Taylor Worley, assistant professor of Christian thought and tradition at Union University in Jackson, Tenn., told Baptist Press the film may prompt valuable discussion among Christians and non-Christians. He has not seen the movie and said all teaching on heaven should align with Scripture.
“No film will ever replace the foundation for belief that we have in God’s Word, and any attempt at fully representing the afterlife will certainly fall short,” Worley, who has written and lectured on movies, said in written comments to BP.
The movie is based on a 2010 book with the same title that rose to the top of the New York Times bestseller list and sold 10 million copies. Written by Nebraska Wesleyan pastor Todd Burpo, the book tells how Burpo’s son Colton had an emergency appendectomy and awoke claiming he had been to heaven.
In heaven, Colton claimed he sat on Jesus’ lap, learned about a coming battle with Satan, saw Jesus sitting at the Father’s right hand and realized God is a Trinity. Among the book’s assertions that some have called unscriptural: Colton said he received a halo and wings in heaven and met the Holy Spirit, who is “kind of blue.”
“Paul tells us in Romans chapter 1 that people avoid the hunch they have that God is real and even suppress the most important questions in life – questions like what happens to us after we die,” he said. “If a film can cause a person to pause and more fully explore that question for at least an hour and a half, then we have a clear and viable entry point for sharing our hope in Christ.”
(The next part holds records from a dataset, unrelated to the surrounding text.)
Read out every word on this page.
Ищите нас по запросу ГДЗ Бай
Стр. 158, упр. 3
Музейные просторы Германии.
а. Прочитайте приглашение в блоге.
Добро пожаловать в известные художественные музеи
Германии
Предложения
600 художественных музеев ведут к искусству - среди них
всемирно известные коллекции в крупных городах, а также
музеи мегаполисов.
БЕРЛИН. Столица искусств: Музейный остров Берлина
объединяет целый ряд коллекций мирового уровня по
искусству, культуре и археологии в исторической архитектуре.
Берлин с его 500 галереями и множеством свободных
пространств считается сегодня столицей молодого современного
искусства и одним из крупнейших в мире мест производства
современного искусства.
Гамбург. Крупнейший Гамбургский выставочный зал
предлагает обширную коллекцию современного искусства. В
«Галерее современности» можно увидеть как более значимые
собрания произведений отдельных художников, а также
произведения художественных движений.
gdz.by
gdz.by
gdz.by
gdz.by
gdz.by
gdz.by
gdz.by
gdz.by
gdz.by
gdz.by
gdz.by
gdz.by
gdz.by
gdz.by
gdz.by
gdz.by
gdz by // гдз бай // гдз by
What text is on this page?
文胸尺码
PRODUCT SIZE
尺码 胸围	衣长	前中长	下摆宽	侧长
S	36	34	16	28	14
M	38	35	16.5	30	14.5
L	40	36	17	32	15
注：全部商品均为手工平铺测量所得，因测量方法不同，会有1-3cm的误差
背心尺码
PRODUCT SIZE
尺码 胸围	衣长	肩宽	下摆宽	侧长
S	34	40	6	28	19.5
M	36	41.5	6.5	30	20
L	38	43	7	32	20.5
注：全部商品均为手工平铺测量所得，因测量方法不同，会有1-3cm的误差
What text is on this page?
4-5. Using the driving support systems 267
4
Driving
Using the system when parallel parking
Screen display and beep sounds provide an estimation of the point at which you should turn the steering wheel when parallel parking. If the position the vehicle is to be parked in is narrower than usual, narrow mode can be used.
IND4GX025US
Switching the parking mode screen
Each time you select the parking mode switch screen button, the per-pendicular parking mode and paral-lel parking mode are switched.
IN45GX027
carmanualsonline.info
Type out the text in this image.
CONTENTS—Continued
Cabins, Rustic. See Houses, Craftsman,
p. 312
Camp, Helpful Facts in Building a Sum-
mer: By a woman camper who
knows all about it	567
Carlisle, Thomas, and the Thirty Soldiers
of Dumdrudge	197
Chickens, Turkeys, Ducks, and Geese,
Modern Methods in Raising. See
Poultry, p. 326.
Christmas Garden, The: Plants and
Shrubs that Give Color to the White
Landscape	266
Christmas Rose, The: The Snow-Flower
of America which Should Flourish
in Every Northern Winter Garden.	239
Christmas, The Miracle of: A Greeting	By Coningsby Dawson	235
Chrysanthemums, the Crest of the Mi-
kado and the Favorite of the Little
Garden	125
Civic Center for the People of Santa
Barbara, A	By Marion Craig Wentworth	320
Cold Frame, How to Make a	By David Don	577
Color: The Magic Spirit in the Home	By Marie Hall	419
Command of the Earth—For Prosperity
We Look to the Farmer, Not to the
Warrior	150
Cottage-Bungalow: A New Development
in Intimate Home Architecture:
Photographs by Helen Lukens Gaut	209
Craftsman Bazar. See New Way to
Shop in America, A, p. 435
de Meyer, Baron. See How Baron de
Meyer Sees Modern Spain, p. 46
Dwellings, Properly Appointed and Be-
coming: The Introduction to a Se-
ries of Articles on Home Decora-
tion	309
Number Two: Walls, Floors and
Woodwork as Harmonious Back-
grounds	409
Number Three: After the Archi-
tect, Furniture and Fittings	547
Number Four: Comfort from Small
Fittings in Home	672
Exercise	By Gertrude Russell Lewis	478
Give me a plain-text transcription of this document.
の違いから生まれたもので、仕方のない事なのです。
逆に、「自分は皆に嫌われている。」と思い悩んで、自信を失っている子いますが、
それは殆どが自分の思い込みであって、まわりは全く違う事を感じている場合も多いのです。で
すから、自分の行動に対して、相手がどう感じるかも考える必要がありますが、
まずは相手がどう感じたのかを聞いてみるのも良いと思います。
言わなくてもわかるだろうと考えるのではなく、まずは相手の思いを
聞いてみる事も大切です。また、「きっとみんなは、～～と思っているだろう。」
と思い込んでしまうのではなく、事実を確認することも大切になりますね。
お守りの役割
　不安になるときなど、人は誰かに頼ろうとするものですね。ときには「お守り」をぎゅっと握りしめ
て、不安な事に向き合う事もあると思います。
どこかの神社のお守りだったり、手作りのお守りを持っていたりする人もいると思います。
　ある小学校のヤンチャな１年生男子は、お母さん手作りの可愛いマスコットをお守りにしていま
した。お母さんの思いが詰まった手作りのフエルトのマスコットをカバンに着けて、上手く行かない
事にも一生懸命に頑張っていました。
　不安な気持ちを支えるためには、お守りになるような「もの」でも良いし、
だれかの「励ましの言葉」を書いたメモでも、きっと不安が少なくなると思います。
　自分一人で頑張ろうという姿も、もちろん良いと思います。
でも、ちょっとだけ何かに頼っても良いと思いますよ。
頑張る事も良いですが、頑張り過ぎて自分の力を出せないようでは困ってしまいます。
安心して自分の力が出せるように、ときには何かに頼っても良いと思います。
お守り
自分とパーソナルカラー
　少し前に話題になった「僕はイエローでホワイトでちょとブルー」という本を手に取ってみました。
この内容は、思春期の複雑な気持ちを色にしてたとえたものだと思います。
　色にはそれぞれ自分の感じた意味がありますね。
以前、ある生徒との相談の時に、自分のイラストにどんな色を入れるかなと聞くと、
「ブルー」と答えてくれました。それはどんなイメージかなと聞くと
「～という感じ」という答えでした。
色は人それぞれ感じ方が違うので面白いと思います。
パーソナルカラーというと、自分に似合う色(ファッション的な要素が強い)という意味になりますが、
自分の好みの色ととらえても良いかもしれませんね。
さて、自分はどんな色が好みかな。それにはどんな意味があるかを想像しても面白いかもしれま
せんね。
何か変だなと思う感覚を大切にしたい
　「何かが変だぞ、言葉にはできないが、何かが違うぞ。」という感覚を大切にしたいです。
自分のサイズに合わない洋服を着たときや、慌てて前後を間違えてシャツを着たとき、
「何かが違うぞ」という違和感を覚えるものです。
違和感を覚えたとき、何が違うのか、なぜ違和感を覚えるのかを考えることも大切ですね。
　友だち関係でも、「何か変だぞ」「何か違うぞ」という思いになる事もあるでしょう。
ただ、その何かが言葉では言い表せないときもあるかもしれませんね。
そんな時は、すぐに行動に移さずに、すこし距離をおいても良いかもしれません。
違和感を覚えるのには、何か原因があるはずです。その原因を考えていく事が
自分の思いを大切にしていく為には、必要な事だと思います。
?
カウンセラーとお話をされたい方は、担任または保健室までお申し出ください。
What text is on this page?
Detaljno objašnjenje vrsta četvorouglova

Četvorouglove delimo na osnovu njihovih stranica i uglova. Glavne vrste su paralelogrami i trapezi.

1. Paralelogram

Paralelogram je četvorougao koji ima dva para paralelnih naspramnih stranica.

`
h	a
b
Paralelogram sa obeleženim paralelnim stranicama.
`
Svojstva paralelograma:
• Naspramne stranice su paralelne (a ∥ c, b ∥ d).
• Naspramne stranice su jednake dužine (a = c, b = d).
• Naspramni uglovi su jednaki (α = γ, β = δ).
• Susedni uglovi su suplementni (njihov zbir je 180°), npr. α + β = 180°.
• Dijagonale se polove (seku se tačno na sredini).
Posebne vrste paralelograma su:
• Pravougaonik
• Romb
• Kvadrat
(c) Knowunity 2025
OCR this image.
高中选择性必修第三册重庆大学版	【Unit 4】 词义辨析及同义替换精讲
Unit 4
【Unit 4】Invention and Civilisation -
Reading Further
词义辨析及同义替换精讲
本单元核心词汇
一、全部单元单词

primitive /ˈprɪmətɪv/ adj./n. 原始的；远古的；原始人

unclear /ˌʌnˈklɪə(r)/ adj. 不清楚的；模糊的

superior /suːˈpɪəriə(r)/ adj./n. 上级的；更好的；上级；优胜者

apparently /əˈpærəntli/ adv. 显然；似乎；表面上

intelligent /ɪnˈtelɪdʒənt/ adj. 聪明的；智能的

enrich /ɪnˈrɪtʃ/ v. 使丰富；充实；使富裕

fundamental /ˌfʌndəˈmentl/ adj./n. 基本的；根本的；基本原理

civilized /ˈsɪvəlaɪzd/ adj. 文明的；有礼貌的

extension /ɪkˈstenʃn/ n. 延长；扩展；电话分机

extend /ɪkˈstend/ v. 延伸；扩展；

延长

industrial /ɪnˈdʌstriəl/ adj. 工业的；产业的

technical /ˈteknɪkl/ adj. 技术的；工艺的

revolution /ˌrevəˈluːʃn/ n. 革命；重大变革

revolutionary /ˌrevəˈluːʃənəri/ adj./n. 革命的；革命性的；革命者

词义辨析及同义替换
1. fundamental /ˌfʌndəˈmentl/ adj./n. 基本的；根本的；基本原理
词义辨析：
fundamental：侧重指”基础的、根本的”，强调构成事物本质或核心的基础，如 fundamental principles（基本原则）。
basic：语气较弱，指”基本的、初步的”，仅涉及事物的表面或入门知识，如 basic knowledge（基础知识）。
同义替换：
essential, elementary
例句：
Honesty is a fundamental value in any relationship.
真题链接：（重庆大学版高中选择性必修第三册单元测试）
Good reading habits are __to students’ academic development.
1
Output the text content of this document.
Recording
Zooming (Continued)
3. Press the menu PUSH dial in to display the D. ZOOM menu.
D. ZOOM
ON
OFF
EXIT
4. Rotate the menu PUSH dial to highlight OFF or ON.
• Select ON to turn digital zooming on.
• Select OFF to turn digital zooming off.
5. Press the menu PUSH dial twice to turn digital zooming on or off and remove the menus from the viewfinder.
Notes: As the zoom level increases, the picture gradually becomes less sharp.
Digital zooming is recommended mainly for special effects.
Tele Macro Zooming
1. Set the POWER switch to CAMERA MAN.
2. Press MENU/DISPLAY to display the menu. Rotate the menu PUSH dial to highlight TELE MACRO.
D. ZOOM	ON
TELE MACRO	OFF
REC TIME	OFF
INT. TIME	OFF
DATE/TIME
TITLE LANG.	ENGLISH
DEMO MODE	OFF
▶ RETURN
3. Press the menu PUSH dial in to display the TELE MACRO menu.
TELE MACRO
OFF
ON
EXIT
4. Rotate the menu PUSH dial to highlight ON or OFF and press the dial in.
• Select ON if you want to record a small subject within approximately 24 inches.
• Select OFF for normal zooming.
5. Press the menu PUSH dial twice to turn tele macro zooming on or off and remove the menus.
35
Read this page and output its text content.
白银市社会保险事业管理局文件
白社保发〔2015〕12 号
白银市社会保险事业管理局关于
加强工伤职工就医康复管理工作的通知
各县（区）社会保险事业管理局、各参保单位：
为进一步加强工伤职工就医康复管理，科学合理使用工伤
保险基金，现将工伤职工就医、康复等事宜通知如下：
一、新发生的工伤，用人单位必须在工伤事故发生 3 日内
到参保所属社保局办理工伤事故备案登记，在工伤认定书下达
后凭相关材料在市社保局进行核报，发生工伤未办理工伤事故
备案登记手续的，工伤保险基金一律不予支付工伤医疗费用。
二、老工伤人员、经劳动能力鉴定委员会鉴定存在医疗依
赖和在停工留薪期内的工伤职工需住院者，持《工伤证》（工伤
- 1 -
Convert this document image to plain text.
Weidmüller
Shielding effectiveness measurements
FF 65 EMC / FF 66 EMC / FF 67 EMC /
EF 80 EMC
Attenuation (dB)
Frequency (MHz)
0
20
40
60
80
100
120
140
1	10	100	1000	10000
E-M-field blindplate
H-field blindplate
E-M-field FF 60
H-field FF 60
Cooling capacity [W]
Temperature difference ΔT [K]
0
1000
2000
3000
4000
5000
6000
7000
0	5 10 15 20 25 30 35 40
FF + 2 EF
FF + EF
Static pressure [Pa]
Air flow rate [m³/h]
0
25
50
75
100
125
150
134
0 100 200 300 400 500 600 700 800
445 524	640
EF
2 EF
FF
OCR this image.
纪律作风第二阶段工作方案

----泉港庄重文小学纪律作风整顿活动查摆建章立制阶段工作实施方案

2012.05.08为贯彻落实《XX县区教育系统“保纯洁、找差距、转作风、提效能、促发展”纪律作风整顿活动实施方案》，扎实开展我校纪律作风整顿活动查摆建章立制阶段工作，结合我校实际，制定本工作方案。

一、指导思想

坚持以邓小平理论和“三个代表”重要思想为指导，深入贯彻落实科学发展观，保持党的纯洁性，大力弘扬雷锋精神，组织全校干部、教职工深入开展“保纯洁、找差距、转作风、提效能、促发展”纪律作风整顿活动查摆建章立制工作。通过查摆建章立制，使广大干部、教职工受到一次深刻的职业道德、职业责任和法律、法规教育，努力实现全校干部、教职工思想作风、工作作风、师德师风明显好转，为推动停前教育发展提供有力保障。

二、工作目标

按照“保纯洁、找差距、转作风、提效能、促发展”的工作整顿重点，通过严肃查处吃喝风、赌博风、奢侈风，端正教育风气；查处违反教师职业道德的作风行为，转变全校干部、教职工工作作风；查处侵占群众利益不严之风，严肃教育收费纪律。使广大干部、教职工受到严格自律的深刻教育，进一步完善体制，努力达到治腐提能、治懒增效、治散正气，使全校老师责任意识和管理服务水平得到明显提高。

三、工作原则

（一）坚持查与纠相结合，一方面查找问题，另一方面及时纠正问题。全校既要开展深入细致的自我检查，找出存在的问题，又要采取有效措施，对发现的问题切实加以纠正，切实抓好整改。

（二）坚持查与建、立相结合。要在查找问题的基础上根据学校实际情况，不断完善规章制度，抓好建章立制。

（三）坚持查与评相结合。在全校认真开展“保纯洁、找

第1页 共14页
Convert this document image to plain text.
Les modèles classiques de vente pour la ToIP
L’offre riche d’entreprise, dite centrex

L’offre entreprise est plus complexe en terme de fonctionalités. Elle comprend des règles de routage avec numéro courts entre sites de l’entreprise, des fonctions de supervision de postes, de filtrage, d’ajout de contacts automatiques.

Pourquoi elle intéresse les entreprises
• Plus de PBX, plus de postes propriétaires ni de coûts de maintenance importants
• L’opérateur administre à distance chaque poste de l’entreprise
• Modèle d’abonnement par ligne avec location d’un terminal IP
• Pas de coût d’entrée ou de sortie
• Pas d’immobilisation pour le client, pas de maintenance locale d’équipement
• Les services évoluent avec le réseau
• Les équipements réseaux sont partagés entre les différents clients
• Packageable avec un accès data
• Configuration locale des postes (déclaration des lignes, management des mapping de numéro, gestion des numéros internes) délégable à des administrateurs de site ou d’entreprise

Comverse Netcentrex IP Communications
Some Southern Baptists are skeptical about Heaven Is For Real. Alabama pastor David Platt said evangelicals’ receptivity to such stories is troubling.
“Make no mistake: there is money to be made in peddling fiction about the afterlife as nonfiction in the world of Christian publishing today,” Platt, pastor of the Church at Brook Hills in Birmingham, said in a 2013 video that has become popular on social media in advance of the movie’s release.
“All of that shows our level of discernment in the church today on this topic is extremely low, because the whole premise behind every single one of these books is contrary to everything God’s Word says about heaven.”